林浅愣了一下,不明白他为何突然提起这个。她只是从小患有轻微的异食癖倾向,对食物的味道有着超乎常人的敏感度,这也是她成为顶级调香师的原因。
“我想尝尝你的味道。”陆宴臣的声音低沉而沙哑,像是情人间的呢喃,却又带着不容置疑的命令。
这句话如同惊雷一般在林浅脑海中炸响。她瞪大了眼睛,满脸不可置信地看着陆宴臣。荒谬!这太荒谬了!这是什么惩罚方式?
“陆总,您……您在开玩笑吗?”她艰难地挤出一句话,声音里带着明显的颤抖和屈辱。
陆宴臣的眼神冷了下来,手指猛地收紧,捏得林浅的下巴生疼。“我像是在开玩笑吗?迈开腿,林浅。让我看看,你这双总是想着逃跑的腿,现在能做出什么姿态。”
屈辱感如潮水般涌来,淹没了林浅所有的理智。她想要反抗,想要尖叫,想要逃离这个魔鬼。可是身体却僵硬得无法动弹,那是长期被陆宴臣精神控制后留下的后遗症。她像一只待宰的羔羊,只能任由命运摆布。
周围安静得可怕,只有两人沉重的呼吸声。林浅的眼泪终于忍不住滑落,滴在陆宴臣的手背上。她没有擦,只是绝望地闭上了眼睛。
陆宴臣看着她的眼泪,眼底闪过一丝复杂的情绪,但很快又被冷漠覆盖。他松开了手,站起身,从口袋里掏出一方洁白的手帕,嫌弃地擦了擦刚才触碰过她下巴的手指,然后将手帕扔在她脸上。

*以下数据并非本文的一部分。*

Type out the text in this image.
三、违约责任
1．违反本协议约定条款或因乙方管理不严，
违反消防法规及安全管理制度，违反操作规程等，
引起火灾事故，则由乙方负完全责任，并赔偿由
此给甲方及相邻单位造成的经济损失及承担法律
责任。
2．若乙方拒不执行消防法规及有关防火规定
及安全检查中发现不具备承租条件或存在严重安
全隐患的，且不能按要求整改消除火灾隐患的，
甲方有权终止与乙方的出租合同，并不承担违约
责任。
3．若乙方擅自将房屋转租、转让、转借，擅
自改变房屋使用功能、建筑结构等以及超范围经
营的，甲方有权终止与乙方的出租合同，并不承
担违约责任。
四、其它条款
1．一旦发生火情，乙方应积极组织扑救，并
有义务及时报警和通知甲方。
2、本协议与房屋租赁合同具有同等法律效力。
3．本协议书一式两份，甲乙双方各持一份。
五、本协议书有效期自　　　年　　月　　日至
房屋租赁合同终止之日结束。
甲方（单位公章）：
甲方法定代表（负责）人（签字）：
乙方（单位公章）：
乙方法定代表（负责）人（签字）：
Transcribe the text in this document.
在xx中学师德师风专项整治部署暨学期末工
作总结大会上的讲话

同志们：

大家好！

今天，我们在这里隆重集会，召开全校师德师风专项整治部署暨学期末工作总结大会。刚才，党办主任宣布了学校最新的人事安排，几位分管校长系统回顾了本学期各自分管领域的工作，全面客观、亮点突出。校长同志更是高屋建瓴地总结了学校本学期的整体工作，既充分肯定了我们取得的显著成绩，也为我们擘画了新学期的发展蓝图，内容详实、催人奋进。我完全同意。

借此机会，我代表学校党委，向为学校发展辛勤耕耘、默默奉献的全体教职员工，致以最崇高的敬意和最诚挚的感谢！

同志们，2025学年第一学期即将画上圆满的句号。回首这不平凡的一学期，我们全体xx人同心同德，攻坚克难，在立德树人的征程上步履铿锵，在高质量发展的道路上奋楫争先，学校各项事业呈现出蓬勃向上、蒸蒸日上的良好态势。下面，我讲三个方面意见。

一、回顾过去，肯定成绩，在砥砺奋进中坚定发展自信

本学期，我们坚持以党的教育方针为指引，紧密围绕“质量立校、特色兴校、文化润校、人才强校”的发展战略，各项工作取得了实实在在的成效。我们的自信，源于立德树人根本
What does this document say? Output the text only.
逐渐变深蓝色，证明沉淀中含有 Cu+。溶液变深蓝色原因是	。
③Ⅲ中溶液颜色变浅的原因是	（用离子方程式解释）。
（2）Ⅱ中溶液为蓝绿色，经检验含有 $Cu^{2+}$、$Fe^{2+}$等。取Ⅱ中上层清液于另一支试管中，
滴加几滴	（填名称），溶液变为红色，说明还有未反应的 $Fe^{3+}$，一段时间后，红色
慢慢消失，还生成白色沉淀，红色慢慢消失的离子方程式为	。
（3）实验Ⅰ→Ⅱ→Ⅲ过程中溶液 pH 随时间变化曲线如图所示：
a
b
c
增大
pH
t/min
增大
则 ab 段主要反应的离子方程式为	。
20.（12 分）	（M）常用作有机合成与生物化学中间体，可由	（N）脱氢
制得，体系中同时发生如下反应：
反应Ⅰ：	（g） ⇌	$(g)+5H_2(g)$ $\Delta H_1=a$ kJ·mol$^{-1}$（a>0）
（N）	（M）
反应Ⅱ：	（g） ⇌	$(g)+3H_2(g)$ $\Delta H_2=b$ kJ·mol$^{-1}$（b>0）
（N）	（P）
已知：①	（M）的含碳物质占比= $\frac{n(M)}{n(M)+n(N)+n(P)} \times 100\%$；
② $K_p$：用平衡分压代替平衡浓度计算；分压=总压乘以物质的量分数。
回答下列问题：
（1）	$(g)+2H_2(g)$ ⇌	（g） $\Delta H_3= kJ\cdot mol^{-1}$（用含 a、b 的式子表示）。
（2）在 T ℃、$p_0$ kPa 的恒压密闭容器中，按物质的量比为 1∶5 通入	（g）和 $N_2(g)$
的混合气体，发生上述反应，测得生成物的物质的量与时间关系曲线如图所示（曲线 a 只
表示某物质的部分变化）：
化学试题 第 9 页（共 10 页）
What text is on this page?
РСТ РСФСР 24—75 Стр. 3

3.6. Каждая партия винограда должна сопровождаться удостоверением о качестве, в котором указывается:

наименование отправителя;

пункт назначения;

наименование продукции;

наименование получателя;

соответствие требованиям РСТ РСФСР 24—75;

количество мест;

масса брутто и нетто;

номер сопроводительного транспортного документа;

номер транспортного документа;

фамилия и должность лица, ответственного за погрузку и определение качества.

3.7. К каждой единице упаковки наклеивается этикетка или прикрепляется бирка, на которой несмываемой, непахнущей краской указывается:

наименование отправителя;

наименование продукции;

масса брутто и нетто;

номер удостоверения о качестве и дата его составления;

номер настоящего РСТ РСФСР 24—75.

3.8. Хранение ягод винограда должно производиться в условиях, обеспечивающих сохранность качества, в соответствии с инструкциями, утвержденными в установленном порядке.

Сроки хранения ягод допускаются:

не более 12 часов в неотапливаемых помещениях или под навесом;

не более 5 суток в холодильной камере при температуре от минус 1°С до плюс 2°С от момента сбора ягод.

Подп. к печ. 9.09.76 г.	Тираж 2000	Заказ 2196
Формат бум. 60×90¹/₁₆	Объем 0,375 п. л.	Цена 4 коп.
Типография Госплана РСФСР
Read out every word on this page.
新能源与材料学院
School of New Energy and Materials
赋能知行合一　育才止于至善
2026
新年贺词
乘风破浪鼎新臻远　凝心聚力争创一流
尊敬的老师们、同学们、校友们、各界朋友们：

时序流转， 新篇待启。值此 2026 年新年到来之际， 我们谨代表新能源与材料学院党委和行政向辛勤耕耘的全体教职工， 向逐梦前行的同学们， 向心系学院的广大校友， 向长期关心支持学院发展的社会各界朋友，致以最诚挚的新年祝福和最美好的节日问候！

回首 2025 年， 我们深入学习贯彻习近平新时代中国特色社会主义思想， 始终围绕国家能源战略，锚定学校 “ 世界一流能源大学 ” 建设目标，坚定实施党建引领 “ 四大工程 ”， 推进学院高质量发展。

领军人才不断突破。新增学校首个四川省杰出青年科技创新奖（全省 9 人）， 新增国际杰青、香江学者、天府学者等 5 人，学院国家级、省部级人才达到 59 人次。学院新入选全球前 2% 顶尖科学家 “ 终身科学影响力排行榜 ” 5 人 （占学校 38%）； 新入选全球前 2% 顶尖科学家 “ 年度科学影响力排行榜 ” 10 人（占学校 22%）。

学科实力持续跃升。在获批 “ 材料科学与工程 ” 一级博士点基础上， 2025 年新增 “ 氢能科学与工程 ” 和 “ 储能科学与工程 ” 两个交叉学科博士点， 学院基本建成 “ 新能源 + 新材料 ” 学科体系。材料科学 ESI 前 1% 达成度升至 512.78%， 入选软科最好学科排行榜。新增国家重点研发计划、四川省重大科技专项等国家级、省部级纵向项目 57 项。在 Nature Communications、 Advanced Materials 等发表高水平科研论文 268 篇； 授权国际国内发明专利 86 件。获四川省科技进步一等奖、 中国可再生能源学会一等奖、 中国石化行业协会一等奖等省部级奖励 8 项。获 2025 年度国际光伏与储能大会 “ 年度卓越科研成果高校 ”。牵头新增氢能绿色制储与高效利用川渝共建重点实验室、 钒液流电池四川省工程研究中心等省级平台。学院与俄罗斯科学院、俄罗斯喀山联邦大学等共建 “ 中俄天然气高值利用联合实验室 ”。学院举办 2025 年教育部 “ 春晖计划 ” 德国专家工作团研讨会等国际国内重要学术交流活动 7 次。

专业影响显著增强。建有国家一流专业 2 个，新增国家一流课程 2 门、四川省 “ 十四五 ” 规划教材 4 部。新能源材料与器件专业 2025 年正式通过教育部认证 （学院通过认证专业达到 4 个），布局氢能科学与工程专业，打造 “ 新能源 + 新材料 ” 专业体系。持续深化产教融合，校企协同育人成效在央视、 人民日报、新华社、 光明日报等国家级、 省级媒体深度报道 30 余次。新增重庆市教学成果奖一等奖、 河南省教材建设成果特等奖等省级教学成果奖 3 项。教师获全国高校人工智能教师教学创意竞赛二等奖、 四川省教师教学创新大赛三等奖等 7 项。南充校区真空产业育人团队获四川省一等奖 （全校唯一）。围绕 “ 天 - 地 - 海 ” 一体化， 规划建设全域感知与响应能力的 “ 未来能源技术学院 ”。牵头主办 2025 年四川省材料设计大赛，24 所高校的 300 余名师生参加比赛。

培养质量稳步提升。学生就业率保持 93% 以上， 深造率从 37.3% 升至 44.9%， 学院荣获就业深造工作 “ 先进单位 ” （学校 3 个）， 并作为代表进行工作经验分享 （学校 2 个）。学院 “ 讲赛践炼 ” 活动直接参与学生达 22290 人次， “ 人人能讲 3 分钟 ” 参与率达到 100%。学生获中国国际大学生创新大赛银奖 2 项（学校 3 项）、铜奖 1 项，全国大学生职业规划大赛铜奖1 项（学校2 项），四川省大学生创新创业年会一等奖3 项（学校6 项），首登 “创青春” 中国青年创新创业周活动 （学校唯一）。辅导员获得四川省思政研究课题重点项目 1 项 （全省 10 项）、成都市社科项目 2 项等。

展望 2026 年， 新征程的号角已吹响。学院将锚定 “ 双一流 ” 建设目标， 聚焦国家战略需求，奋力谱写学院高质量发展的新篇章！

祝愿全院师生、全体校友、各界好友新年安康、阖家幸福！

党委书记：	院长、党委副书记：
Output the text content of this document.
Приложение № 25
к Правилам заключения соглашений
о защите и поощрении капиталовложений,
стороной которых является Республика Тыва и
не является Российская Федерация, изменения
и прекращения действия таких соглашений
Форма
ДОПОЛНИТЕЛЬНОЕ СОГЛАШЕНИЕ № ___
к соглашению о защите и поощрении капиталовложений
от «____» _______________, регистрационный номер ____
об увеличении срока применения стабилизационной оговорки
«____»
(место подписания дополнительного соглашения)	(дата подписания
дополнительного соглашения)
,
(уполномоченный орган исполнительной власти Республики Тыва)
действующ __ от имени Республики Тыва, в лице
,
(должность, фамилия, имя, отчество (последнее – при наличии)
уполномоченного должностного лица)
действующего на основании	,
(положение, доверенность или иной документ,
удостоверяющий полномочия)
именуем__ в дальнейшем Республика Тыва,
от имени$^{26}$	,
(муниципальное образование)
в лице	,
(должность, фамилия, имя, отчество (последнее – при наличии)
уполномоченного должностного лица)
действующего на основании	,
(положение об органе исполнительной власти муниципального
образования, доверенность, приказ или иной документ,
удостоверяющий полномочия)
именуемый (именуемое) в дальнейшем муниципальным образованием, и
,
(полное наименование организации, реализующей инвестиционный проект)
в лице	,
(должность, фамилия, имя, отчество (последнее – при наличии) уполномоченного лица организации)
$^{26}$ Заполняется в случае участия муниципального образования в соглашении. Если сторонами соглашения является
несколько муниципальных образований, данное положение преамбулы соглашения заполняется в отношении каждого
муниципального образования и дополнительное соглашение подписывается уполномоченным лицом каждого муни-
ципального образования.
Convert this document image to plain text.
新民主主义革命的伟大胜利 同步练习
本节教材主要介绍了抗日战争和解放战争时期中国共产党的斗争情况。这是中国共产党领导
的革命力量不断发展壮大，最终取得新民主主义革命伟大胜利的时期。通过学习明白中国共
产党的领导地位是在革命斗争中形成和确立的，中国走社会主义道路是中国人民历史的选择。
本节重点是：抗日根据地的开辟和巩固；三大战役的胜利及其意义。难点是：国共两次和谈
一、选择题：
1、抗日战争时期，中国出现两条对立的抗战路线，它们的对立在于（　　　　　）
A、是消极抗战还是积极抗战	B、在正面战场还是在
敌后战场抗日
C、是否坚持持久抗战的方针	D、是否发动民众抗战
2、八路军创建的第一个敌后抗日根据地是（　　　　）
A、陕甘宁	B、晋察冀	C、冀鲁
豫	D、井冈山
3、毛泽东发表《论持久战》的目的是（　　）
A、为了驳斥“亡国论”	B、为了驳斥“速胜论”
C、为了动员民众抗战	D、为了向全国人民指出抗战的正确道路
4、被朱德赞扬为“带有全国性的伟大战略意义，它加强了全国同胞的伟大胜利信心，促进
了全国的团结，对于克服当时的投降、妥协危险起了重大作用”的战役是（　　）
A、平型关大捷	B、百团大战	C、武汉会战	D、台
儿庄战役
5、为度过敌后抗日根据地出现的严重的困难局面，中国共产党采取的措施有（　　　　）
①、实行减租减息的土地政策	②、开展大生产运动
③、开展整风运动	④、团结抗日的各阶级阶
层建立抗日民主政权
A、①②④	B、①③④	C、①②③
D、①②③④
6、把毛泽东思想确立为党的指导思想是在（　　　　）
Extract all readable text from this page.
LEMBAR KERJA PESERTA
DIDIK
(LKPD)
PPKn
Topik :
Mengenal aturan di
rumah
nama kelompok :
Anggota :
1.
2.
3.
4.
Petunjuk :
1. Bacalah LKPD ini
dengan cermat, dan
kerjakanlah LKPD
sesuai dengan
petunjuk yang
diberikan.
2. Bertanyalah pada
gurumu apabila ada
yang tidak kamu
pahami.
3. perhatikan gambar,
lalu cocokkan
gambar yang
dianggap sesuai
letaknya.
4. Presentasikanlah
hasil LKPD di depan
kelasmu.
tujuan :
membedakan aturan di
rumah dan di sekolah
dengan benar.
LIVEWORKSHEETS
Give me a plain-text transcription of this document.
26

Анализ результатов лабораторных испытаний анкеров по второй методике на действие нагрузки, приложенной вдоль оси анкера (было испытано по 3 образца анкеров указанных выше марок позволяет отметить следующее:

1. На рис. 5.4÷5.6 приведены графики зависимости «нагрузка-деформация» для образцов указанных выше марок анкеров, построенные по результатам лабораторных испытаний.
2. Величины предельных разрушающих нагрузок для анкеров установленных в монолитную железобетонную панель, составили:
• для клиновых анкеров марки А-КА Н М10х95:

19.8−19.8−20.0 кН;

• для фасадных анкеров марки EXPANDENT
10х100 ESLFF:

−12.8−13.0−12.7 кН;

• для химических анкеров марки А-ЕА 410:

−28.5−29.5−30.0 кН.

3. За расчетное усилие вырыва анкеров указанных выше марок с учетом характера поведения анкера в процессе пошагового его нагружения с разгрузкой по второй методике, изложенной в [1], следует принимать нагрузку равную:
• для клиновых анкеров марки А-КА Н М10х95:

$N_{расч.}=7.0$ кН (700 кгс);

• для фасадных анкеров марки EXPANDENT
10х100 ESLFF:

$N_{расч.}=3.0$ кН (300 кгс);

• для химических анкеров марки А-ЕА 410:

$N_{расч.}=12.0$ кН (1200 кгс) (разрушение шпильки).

“既然不敢,那就自己洗干净。”他冷冷地说道,转身走向浴室,“十分钟后,我要看到整洁的房间,以及……一个清醒的你。如果让我发现你有一丝偷懒,后果你清楚。”
浴室门被重重关上,落锁的声音在林浅听来如同丧钟。
她瘫软在地,手中攥着那方带着陆宴臣冷香的手帕,泪水无声地流淌。刚才那句话,那句“我想尝尝你的味道”,究竟是真的欲望,还是更深层的羞辱?她分不清,也不想分。在这段畸形的关系里,她早已失去了判断是非对错的能力,只剩下本能地顺从和恐惧。
窗外,夕阳西下,余晖将房间染成一片血红。林浅缓缓站起身,双腿发软,几乎站立不稳。她走到镜子前,看着里面那个面色苍白、眼神空洞的女人,嘴角扯出一抹自嘲的笑。
这就是她的生活,被陆宴臣掌控的一切。从身体到灵魂,无处可逃。
她深吸一口气,擦干眼泪,开始收拾房间。动作机械而麻木,仿佛灵魂已经抽离,只剩下一具空壳在重复着既定的程序。
然而,就在她转身的那一刻,浴室的门突然开了。陆宴臣走了出来,身上带着刚沐浴完的水汽,头发还有些湿润。他走到林浅面前,再次蹲下身,这次,他的目光落在了她沾着灰尘的膝盖上。
“刚才,你抖得很厉害。”他淡淡地说道,手指轻轻抚过她膝盖上因跪姿而留下的红痕,“是因为害怕,还是因为兴奋?”
林浅浑身一僵,心脏剧烈跳动,几乎要跳出胸膛。她不敢回答,只能死死咬着嘴唇,直到尝到血腥味。
陆宴臣看着她隐忍的模样,眼中闪过一丝满足。他站起身,整理了一下衣领,仿佛刚才的一切从未发生过。“记住,林浅。你的味道,只能由我来定义。除此之外,任何人都没有资格靠近你,包括你自己。”
说完,他径直走向门口,背影决绝而冷漠。随着门再次关上,房间重新陷入死寂。
林浅靠着墙壁,缓缓滑坐在地上。她抱住双膝,将脸埋进臂弯,无声地痛哭起来。她知道,这场噩梦,才刚刚开始。而那个曾经让她心动的男人,如今已成为她无法挣脱的枷锁,死死地禁锢着她的呼吸,她的味道,乃至她的一切。